As an aspiring dog trainer, working the internship at TK9 was the best move I could have made. I knew I wanted to train dogs and started looking up dog training “schools” to find a place to get the experience and direction I was looking for. A visit to a school in California raised many red flags, other places seemed unreasonable with the high price tag and seemingly little actual hands on dog experience. I started communicating with Jerry about attending Tarheel Canine. The classes looked very interesting and the reviews were many and impressive. While I was taking a trip to D.C a friend and I decided to take a day trip to NC to meet with Jerry and visit the center. I told Jerry I was interested in the internship but would plan on being there in the fall for classes or as an intern. A week later I got an email saying I’d been selected to be an intern. Thus a course of my life was put into play that I never could have imagined on my own. My time at TK9 was hard. The days were long, I feel I earned every bit of the training I received.
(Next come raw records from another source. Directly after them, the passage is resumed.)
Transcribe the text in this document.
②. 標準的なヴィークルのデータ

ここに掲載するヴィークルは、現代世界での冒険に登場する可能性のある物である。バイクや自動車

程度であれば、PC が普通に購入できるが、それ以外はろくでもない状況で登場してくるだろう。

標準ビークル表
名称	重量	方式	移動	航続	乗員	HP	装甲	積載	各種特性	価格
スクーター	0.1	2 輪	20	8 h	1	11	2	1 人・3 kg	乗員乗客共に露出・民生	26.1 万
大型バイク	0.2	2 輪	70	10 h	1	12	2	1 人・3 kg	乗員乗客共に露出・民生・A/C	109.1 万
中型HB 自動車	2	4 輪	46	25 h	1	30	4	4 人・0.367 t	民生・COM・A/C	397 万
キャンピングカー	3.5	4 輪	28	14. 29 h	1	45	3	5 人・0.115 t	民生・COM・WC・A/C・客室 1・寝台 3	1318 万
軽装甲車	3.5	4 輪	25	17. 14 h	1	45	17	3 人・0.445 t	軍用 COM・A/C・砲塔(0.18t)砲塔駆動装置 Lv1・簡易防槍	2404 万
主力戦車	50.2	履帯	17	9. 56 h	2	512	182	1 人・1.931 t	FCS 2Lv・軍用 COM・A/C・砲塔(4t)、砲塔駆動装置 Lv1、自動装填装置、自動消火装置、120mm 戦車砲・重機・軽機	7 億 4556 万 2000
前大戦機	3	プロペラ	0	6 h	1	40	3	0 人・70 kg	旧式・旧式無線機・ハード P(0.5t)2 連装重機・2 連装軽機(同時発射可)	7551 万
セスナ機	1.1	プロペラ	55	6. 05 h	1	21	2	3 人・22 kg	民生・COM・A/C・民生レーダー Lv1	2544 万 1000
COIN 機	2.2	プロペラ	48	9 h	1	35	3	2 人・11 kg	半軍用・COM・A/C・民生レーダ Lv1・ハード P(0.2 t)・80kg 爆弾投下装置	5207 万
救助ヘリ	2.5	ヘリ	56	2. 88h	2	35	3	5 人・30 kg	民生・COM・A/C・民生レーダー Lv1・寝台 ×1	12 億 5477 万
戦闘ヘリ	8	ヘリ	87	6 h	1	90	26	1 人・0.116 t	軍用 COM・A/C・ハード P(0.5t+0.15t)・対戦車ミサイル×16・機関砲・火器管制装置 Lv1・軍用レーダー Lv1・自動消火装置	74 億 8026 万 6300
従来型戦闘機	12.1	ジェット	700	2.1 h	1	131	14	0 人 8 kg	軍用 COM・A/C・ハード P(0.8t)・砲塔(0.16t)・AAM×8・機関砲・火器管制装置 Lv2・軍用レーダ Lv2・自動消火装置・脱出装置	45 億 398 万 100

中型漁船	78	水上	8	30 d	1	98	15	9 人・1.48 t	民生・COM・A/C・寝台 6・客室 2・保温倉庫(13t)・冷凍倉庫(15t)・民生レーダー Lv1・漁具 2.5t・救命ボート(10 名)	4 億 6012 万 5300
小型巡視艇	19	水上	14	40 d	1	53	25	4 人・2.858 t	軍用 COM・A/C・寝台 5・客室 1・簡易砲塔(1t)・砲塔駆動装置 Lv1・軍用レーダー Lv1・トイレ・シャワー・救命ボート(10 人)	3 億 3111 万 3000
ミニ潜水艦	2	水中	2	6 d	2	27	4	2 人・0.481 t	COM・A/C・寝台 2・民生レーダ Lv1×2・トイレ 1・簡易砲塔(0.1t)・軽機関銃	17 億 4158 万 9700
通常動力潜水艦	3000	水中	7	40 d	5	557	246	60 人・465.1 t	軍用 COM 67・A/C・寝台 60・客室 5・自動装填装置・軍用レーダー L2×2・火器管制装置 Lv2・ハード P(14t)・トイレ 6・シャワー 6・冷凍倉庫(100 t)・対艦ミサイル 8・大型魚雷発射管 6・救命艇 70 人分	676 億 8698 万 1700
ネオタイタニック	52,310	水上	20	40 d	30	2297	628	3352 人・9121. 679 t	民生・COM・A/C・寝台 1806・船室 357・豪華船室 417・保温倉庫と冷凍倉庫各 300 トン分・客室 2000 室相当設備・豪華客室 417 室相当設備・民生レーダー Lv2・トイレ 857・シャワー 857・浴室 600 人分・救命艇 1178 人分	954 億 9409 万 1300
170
Early mornings were spent cleaning dog kennels and caring for the dogs, followed by learning the obedience training (i.e training the obedience dogs), classroom lectures, more dog care, appointments with clients and lunch. The afternoon was a mix, the most fun was going out with handler courses or police dog trainers to work detection or trailing. I never knew sitting in the woods waiting for a dog to find you would be so fun. Many evenings were spent handling the bite dogs and being able to get into the suit and learn to decoy.

From my first day at TK9 I was handling the dogs, I remember being so surprised by the power and strength of a black German shepherd as his line was put into my hands and I was told how to help him learn to trail.
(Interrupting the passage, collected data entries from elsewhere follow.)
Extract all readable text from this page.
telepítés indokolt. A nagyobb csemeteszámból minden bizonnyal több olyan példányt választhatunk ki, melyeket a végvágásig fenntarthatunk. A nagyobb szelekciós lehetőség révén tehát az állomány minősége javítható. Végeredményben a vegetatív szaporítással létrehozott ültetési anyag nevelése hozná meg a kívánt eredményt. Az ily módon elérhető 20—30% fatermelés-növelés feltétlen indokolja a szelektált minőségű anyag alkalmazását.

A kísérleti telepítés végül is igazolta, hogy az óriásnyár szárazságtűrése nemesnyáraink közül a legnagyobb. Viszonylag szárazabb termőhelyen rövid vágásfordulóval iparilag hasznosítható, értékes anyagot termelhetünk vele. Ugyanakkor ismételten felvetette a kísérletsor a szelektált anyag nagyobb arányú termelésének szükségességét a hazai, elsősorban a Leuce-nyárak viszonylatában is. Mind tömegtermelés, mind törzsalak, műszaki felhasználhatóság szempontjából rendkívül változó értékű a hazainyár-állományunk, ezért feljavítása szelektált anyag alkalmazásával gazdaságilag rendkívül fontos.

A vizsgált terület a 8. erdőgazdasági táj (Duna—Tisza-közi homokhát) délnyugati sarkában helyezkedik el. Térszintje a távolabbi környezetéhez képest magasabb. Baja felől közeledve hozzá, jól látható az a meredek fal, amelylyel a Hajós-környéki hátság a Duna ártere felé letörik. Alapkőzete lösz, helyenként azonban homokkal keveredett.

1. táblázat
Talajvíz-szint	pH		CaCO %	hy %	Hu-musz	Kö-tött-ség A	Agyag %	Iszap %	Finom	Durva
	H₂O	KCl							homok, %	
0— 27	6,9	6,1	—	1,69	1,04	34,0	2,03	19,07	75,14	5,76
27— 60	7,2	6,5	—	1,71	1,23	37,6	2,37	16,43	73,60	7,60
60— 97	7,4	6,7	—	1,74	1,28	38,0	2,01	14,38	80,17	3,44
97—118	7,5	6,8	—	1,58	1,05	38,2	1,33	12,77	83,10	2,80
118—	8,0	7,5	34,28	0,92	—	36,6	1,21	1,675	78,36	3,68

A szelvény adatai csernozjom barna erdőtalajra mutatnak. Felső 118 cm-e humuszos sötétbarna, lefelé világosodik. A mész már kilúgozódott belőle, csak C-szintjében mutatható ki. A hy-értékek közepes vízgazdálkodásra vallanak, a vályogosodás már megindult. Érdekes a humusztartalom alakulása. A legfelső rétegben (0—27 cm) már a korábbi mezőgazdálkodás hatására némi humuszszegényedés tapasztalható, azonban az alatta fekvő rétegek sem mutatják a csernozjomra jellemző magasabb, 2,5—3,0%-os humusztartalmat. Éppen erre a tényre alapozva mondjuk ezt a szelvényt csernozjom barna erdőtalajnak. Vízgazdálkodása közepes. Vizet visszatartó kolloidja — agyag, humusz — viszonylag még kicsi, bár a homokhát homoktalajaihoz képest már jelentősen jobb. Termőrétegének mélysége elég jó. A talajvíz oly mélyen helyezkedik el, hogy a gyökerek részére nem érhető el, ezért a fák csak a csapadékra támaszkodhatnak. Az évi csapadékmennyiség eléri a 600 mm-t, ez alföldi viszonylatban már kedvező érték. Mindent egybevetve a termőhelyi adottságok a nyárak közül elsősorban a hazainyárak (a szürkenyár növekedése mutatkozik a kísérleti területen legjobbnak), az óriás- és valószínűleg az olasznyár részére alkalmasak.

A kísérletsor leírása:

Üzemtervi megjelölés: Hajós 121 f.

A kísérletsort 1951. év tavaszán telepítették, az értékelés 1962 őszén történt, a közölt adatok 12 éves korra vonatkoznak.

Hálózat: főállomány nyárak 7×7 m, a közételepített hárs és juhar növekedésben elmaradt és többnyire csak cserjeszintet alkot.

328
As I learned more I got more responsibility. By the time I left TK9 I was dealing with obedience clients on my own, training my own dogs, returning phone calls, assisting with the handler courses and handling my own drug detection dog and my own SAR dog. Although it was hard at the time, I’m so glad that I got to experience every facet of having a dog training business. I got to deal with the nice and the not so nice clients, train the easy and the hard dogs. I wanted to get my hands on as many dogs as possible and this internship encouraged me to do just that.
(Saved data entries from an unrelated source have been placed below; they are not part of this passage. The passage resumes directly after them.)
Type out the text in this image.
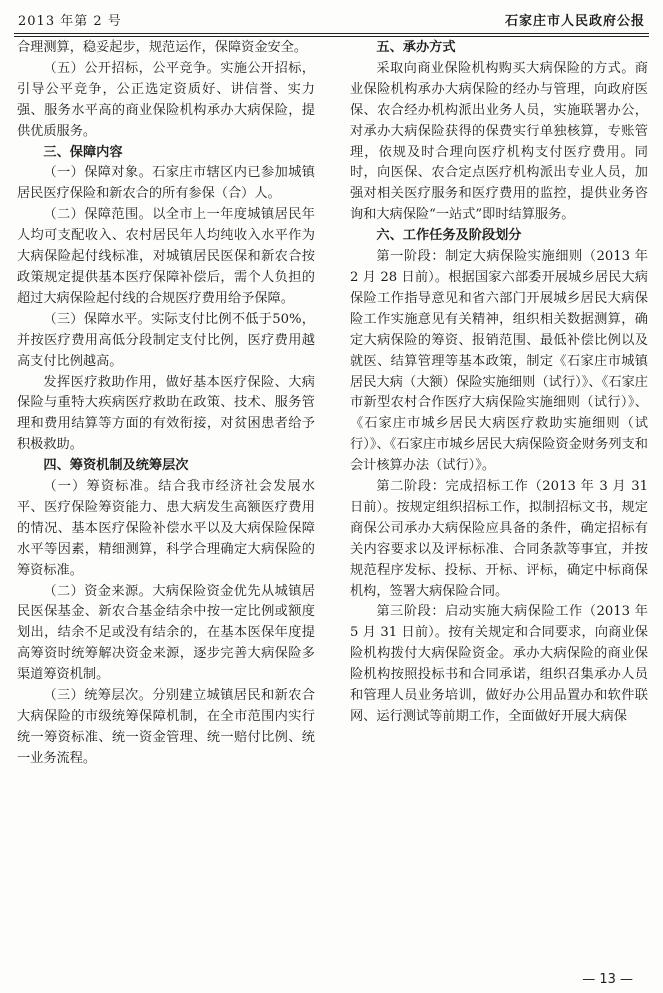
2013 年第 2 号	石家庄市人民政府公报

合理测算，稳妥起步，规范运作，保障资金安全。

（五）公开招标，公平竞争。实施公开招标，引导公平竞争，公正选定资质好、讲信誉、实力强、服务水平高的商业保险机构承办大病保险，提供优质服务。

三、保障内容

（一）保障对象。石家庄市辖区内已参加城镇居民医疗保险和新农合的所有参保（合）人。

（二）保障范围。以全市上一年度城镇居民年人均可支配收入、农村居民年人均纯收入水平作为大病保险起付线标准，对城镇居民医保和新农合按政策规定提供基本医疗保障补偿后，需个人负担的超过大病保险起付线的合规医疗费用给予保障。

（三）保障水平。实际支付比例不低于50%，并按医疗费用高低分段制定支付比例，医疗费用越高支付比例越高。

发挥医疗救助作用，做好基本医疗保险、大病保险与重特大疾病医疗救助在政策、技术、服务管理和费用结算等方面的有效衔接，对贫困患者给予积极救助。

四、筹资机制及统筹层次

（一）筹资标准。结合我市经济社会发展水平、医疗保险筹资能力、患大病发生高额医疗费用的情况、基本医疗保险补偿水平以及大病保险保障水平等因素，精细测算，科学合理确定大病保险的筹资标准。

（二）资金来源。大病保险资金优先从城镇居民医保基金、新农合基金结余中按一定比例或额度划出，结余不足或没有结余的，在基本医保年度提高筹资时统筹解决资金来源，逐步完善大病保险多渠道筹资机制。

（三）统筹层次。分别建立城镇居民和新农合大病保险的市级统筹保障机制，在全市范围内实行统一筹资标准、统一资金管理、统一赔付比例、统一业务流程。

五、承办方式

采取向商业保险机构购买大病保险的方式。商业保险机构承办大病保险的经办与管理，向政府医保、农合经办机构派出业务人员，实施联署办公，对承办大病保险获得的保费实行单独核算，专账管理，依规及时合理向医疗机构支付医疗费用。同时，向医保、农合定点医疗机构派出专业人员，加强对相关医疗服务和医疗费用的监控，提供业务咨询和大病保险“一站式”即时结算服务。

六、工作任务及阶段划分

第一阶段：制定大病保险实施细则（2013 年 2 月 28 日前）。根据国家六部委开展城乡居民大病保险工作指导意见和省六部门开展城乡居民大病保险工作实施意见有关精神，组织相关数据测算，确定大病保险的筹资、报销范围、最低补偿比例以及就医、结算管理等基本政策，制定《石家庄市城镇居民大病（大额）保险实施细则（试行）》、《石家庄市新型农村合作医疗大病保险实施细则（试行）》、《石家庄市城乡居民大病医疗救助实施细则（试行）》、《石家庄市城乡居民大病保险资金财务列支和会计核算办法（试行）》。

第二阶段：完成招标工作（2013 年 3 月 31 日前）。按规定组织招标工作，拟制招标文书，规定商保公司承办大病保险应具备的条件，确定招标有关内容要求以及评标标准、合同条款等事宜，并按规范程序发标、投标、开标、评标，确定中标商保机构，签署大病保险合同。

第三阶段：启动实施大病保险工作（2013 年 5 月 31 日前）。按有关规定和合同要求，向商业保险机构拨付大病保险资金。承办大病保险的商业保险机构按照投标书和合同承诺，组织召集承办人员和管理人员业务培训，做好办公用品置办和软件联网、运行测试等前期工作，全面做好开展大病保

— 13 —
Possibly even bigger and more important then learning to train dogs were the people I met. I am so blessed to have been able to work under some AMAZING trainers and meet so many wonderful people. As an intern I not only trained the dogs but also trained many of the students coming through and had the opportunity to assist and attend seminars put on for police departments and even NASA. Tell me that doesn’t look great on a resume!

The relationships forged through this experience not only have built some lifelong friendships but have also lead to jobs, resources and an irreplaceable source of knowledge and wisdom to draw from whenever I need it. Even now as I venture out “on my own” I am never really on my own, I still have the support of Jerry and all the other amazing trainers I have met because of my internship. I will always have mentors and people able to teach more about dogs, people and running my own business and life.

The days were long and exhausting, there wasn’t time for anything but the internship, My husband was in Iraq for part of the internship and very understanding and supportive the rest of the time. 12-14 hour days 6-7 days a week can be hard on a relationship and I can’t fathom trying to do it with children. You must be ready to put everything you have into the internship, to eat, sleep and breathe dog training and everything that goes with it.